After relocating to Six Nations of the Grand River, Skye started a catering and crafts business.

Skye also sat on the board for the Six Nations Health Foundation.

=== Culinary Olympics ===
In 1992, Skye was selected to participate in the Culinary Olympics as the only woman on Canada's first all-Indigenous team. The team won the competition with 11 medals, including a gold for Skye's Three Sisters soup.

=== Elder-in-Residence ===
Skye has served as Elder in Residence at multiple post-secondary education institutions in Ontario, including Sheridan College, McMaster University, and Mohawk College. In this position, she guided administrators on implementing and improving Indigenous programs, as well as supporting Indigenous students.

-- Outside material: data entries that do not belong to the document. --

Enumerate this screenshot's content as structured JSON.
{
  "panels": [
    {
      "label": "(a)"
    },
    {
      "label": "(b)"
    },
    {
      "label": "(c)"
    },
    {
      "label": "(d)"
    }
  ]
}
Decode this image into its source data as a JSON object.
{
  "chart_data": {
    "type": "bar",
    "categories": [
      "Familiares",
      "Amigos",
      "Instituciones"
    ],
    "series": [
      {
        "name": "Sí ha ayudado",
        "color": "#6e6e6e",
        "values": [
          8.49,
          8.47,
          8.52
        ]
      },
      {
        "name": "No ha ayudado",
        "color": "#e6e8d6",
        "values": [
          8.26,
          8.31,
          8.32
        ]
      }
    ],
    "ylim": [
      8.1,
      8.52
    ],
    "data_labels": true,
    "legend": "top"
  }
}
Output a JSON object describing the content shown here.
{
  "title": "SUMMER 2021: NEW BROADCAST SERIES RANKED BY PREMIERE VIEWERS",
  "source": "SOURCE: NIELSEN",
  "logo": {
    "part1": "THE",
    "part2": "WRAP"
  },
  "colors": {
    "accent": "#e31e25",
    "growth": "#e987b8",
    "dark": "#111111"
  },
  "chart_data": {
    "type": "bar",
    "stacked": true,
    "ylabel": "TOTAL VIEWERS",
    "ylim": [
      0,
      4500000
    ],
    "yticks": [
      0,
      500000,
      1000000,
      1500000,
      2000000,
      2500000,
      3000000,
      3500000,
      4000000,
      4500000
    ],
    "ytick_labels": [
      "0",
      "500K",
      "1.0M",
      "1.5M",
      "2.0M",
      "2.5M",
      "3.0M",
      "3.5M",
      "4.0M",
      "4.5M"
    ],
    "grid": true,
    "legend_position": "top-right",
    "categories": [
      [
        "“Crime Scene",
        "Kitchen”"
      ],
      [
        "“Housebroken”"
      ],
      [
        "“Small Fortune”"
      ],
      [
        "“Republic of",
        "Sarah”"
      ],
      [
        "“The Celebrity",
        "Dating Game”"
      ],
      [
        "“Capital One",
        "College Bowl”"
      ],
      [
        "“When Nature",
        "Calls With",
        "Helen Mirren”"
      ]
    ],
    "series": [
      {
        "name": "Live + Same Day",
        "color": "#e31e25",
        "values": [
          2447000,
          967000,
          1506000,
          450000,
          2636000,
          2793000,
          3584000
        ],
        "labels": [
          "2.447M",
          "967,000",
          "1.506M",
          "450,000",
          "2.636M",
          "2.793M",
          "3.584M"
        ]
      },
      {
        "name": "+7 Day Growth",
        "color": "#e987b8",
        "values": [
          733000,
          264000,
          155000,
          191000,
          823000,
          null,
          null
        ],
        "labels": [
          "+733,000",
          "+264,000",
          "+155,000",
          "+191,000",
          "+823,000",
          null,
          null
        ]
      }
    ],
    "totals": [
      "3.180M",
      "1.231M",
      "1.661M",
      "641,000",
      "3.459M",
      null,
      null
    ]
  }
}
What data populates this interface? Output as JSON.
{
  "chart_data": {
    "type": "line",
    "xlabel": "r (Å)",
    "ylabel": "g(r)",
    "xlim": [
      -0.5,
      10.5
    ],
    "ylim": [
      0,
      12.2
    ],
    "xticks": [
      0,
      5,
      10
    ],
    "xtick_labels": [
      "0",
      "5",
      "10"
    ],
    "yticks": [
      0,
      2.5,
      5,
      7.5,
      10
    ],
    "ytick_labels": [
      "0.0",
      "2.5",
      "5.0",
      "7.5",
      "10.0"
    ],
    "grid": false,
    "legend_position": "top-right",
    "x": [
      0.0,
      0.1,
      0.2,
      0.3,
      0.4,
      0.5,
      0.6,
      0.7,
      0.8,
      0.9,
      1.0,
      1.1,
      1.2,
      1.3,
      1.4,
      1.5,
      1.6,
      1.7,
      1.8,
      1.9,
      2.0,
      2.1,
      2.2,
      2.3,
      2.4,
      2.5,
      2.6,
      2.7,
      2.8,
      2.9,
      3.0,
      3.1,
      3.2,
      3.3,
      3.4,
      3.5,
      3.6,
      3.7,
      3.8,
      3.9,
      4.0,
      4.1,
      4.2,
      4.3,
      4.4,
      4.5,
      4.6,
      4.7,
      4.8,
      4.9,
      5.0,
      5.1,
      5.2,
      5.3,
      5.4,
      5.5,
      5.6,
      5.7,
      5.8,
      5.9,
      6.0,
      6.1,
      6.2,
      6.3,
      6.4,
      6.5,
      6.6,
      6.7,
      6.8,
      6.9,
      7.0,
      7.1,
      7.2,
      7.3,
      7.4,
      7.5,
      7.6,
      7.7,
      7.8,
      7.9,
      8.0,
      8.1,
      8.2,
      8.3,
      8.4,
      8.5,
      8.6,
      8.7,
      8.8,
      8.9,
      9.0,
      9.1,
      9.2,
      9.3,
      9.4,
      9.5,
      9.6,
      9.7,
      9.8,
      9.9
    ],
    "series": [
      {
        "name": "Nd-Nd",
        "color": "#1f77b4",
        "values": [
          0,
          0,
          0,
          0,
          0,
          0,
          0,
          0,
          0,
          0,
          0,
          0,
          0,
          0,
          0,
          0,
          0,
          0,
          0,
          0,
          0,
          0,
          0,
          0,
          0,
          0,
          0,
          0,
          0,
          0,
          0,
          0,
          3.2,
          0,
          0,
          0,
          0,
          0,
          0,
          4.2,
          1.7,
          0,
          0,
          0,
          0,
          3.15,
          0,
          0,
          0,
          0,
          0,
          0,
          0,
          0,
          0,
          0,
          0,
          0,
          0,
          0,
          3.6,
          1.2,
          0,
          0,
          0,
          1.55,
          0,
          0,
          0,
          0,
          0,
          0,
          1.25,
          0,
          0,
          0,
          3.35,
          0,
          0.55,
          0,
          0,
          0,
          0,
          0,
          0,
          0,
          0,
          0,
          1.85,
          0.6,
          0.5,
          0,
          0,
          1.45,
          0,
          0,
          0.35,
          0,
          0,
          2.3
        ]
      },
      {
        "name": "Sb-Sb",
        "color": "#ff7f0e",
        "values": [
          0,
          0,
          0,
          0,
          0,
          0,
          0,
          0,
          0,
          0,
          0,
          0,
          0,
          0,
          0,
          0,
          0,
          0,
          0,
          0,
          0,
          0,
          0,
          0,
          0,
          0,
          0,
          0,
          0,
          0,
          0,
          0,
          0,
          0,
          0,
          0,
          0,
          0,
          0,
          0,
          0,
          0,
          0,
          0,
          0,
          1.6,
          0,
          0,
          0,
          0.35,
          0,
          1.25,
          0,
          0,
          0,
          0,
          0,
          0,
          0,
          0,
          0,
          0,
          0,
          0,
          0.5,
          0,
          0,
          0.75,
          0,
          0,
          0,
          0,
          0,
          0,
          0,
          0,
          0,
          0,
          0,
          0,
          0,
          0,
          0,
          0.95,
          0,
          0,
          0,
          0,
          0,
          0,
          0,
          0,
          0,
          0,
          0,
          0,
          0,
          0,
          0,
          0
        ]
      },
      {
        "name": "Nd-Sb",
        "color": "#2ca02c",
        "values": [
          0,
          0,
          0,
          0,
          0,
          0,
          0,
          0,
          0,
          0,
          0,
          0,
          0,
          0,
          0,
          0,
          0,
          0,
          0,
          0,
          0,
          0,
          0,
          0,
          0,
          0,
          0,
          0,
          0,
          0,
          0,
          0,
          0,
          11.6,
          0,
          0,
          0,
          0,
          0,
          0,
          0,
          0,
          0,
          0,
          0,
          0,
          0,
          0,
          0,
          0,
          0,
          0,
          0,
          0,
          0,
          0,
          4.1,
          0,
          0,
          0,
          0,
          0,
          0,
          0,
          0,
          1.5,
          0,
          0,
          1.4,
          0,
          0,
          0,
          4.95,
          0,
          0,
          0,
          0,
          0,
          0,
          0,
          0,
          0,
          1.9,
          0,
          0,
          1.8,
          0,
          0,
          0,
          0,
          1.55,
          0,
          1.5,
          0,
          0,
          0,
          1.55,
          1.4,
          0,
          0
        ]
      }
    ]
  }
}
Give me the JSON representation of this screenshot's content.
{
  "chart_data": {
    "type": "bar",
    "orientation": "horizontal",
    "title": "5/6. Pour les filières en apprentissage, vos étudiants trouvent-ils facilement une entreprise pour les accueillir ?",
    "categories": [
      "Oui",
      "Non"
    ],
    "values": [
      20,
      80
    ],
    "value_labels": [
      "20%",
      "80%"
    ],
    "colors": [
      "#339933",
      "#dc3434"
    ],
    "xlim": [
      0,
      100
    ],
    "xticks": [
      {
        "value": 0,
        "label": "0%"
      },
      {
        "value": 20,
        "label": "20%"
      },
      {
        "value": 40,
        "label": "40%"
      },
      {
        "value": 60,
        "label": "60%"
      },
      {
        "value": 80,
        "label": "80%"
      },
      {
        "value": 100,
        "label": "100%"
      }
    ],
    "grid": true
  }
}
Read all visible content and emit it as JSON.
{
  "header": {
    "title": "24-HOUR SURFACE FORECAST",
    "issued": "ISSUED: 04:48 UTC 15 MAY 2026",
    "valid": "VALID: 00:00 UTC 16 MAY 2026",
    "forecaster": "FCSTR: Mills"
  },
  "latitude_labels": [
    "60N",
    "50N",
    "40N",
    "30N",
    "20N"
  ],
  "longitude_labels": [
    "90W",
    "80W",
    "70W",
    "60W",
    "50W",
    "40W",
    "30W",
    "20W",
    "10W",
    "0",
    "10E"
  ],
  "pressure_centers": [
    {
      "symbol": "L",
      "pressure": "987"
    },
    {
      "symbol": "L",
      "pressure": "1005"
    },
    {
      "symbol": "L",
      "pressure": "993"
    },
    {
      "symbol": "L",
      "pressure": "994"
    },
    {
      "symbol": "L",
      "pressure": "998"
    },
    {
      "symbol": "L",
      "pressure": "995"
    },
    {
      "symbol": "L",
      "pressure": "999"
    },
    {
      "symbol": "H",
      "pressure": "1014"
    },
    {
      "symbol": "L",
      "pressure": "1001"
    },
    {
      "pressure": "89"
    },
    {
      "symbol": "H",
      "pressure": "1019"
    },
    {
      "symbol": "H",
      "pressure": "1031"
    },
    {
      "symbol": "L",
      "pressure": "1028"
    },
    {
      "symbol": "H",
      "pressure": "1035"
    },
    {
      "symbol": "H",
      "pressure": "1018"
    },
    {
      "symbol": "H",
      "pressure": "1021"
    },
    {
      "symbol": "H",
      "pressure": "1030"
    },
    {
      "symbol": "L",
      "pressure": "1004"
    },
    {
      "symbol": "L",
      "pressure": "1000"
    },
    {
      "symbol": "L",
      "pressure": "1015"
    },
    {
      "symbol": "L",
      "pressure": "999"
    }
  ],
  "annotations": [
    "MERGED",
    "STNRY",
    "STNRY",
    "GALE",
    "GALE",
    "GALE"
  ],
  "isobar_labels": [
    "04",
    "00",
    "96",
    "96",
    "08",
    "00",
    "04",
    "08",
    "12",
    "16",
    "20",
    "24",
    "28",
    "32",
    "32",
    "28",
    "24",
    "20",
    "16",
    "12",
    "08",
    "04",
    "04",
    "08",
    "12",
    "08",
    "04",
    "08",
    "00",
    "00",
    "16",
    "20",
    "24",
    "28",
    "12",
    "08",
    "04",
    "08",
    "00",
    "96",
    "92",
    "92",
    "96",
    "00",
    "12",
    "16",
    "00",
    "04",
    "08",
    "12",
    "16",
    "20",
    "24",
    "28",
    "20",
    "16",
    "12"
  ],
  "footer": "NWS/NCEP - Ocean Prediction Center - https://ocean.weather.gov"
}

Upon the opening of Sheridan College's Centre for Indigenous Learning and Support in 2015, Skye became a member of the university's Indigenous Education Council.

== Honors ==
Skye was inducted into Hamilton's Gallery of Distinction in 2019.

== Personal life ==
Skye met her husband, Hubert Skye, while working in Moose Jaw, Ontario. Hubert taught at the residential school and secretly taught children the Cayuga language. Two years later, the couple permanently resettled in Six Nations of the Grand River, where they eventually raised their five children and helped care for their grandchildren and great-grandchildren.